The idea was floated by Brewers farm director Reid Nichols, who was part of the team that struck an agreement with former Brewers closer Salomon Torres to re-christen the academy in November. It was previously occupied by the Rangers.
The facility includes baseball fields, along with housing and classroom space for Latin American prospects.
"It was there, and he needed to throw innings," Nichols said. "The good thing was there was no commitment from a [Winter League] club required. You didn't have to talk a club into taking him for a little bit down there."
Parra, incidentally, was at the academy on the morning Brewers pitching prospect Santo Manzanillo was injured in an auto accident.
Now, Parra and Manzanillo are both healthy participants in camp, and Parra is aiming to keep it that way. He was hampered by a back injury in 2011 Spring Training, then sprained his elbow during a rehab assignment. Parra avoided a Tommy John ligament replacement surgery, but he did undergo a procedure in late August to remove some bone spurs from the joint.
Originally, doctors believed they would also have to remove an old screw from a previous surgery. On further inspection, that was not necessary.

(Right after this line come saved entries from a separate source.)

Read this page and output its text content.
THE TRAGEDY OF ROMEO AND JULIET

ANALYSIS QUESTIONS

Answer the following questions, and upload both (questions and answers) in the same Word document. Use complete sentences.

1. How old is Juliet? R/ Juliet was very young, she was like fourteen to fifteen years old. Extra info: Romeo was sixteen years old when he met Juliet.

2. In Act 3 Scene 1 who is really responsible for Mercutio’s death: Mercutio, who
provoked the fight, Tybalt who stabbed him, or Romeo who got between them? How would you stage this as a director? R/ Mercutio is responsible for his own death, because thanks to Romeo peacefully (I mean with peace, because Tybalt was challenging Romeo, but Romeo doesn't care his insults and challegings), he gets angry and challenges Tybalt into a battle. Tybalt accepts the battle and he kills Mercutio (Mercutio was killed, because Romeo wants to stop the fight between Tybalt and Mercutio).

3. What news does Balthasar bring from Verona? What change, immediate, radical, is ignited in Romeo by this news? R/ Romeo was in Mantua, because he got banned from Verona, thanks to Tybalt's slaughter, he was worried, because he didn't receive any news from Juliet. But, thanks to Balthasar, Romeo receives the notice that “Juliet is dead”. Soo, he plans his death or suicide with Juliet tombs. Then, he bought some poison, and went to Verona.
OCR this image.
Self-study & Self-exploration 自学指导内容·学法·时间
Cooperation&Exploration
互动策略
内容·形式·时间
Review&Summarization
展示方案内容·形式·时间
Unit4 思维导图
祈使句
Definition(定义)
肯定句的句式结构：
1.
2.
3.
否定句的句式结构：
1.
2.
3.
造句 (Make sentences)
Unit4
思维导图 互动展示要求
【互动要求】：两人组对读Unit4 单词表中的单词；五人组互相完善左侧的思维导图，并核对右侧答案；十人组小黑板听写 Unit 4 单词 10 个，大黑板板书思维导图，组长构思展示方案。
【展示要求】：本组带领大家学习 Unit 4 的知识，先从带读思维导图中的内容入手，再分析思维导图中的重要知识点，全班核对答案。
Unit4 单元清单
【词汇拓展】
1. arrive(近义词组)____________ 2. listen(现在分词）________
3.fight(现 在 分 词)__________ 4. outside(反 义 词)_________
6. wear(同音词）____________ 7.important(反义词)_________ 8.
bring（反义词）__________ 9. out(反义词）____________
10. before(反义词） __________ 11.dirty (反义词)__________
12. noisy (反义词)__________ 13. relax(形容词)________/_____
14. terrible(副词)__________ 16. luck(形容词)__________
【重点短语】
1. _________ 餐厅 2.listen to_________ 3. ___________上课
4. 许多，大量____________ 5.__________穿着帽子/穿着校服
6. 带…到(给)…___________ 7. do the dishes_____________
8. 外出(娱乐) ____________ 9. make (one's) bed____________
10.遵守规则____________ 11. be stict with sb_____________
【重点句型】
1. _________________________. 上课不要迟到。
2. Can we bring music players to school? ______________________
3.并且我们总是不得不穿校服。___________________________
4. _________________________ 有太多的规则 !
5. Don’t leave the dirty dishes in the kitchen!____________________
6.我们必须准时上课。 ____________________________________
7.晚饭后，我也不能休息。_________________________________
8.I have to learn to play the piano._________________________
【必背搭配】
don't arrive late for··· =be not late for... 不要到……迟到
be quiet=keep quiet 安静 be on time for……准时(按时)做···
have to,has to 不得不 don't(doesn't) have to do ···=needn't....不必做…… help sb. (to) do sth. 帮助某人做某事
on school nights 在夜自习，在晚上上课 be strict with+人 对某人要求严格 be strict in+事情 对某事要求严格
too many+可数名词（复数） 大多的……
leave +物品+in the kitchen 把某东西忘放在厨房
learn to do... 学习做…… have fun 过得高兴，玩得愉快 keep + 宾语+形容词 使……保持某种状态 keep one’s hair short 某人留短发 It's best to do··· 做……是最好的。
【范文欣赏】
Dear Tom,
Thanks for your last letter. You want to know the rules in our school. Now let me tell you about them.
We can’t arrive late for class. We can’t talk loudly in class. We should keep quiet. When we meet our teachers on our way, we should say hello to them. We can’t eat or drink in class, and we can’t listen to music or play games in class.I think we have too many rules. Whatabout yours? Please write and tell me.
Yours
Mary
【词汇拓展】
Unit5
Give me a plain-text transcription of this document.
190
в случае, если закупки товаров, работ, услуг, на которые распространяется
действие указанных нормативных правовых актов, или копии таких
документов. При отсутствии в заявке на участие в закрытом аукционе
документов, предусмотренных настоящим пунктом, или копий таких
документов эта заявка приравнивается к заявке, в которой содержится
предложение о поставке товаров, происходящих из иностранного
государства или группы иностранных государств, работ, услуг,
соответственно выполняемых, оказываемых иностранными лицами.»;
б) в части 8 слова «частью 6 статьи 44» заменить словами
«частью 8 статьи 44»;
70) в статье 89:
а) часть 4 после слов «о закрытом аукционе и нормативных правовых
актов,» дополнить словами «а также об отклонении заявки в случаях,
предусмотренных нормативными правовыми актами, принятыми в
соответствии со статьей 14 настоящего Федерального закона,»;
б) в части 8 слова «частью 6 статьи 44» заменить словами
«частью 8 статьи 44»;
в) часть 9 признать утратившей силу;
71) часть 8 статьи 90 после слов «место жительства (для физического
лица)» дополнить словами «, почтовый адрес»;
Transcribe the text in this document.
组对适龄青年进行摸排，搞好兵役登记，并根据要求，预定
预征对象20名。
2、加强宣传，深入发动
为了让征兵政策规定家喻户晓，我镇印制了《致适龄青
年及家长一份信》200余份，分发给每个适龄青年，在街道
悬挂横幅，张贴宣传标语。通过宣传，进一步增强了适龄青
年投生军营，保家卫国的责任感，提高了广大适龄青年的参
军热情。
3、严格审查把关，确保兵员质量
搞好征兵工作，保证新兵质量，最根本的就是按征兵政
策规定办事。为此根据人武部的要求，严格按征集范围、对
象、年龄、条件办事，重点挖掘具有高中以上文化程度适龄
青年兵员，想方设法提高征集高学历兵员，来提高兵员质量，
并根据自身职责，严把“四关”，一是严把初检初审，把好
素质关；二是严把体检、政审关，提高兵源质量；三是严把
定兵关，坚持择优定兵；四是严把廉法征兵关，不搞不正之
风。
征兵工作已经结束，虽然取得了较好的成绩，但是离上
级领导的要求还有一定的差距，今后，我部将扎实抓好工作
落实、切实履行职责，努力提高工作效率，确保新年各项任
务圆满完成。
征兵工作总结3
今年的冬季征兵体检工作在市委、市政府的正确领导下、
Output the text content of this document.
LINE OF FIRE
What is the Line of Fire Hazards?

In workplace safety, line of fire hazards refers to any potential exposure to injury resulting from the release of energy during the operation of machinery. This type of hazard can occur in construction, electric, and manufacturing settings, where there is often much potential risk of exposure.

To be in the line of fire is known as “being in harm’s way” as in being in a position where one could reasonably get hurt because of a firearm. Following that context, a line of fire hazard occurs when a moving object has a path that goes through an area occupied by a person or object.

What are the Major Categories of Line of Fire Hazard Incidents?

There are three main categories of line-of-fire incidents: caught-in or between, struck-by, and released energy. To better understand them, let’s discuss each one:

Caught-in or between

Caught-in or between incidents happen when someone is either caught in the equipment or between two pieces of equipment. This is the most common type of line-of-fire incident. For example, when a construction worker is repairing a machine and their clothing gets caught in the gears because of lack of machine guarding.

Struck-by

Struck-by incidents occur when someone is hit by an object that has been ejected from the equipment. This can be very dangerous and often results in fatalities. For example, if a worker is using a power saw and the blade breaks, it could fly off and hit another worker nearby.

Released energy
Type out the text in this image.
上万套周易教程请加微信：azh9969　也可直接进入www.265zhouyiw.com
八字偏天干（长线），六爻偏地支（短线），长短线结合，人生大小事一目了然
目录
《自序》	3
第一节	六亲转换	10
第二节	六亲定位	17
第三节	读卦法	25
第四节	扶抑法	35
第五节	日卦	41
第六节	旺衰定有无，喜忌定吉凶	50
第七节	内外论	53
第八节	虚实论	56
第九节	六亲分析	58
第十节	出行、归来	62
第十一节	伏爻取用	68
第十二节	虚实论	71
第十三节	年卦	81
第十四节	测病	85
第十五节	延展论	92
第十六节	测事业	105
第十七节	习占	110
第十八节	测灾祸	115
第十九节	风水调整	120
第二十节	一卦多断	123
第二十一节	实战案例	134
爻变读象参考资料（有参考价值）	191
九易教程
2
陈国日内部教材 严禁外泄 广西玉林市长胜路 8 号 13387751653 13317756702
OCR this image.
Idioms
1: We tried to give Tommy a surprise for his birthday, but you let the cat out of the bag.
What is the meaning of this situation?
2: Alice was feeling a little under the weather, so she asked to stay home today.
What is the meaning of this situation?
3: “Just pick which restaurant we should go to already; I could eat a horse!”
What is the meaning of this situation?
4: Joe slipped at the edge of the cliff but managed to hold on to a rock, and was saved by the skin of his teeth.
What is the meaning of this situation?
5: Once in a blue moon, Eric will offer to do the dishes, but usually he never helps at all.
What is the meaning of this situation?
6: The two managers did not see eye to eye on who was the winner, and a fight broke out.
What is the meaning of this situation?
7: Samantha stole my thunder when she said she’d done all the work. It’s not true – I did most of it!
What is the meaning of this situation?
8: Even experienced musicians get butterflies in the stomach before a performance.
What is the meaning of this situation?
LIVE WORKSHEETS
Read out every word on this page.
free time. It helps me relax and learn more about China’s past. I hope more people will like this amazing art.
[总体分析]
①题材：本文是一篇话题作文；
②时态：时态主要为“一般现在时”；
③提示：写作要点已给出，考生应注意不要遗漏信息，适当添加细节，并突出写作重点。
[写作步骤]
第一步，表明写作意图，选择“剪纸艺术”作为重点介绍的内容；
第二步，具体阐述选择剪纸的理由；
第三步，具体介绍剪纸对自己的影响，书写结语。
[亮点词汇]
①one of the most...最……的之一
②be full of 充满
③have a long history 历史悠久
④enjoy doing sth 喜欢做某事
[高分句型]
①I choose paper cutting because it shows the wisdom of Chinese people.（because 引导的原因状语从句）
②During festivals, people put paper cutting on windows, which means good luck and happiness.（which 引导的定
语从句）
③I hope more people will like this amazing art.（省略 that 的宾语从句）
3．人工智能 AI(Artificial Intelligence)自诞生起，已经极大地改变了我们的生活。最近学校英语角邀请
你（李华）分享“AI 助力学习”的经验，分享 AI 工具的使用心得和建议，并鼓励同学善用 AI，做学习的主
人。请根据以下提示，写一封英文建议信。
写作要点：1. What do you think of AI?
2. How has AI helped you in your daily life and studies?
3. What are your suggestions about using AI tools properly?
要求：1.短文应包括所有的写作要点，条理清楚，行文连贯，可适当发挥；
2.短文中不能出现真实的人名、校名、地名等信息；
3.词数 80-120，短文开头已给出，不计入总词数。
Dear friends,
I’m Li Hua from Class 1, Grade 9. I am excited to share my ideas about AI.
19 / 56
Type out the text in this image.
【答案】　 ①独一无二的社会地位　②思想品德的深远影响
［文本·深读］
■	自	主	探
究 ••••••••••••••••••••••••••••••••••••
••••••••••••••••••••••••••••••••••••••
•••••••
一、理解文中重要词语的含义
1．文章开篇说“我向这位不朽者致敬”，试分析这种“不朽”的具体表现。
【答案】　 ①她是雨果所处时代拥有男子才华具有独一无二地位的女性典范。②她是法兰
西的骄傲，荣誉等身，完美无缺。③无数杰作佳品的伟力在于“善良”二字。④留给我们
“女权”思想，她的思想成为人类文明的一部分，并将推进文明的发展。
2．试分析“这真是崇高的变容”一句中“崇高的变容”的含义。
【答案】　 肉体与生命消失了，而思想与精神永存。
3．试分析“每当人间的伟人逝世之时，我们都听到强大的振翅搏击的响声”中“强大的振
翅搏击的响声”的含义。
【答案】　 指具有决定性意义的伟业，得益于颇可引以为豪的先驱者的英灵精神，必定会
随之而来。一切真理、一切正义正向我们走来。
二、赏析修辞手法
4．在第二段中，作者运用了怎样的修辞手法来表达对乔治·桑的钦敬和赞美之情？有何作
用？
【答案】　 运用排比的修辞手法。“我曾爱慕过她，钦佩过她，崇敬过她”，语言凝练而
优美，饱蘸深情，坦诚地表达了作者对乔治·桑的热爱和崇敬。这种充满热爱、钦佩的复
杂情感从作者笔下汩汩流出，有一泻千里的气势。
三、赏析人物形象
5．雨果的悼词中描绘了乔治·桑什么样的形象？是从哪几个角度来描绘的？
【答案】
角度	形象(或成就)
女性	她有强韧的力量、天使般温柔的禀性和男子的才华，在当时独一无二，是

The procedure made a big difference. Before, Parra couldn't throw a chest pass without a shooting pain in his elbow. Now, he's already throwing bullpens, including a session Monday that was monitored very closely by Brewers manager Ron Roenicke.
"It's nice and free," Roenicke said. "He feels healthy. That's important. When you're out all year, that's tough."
Parra hopes to avoid a repeat.
"Last year was hip surgery, back, elbow, then something else in the elbow," Parra said. "It was just one of those years."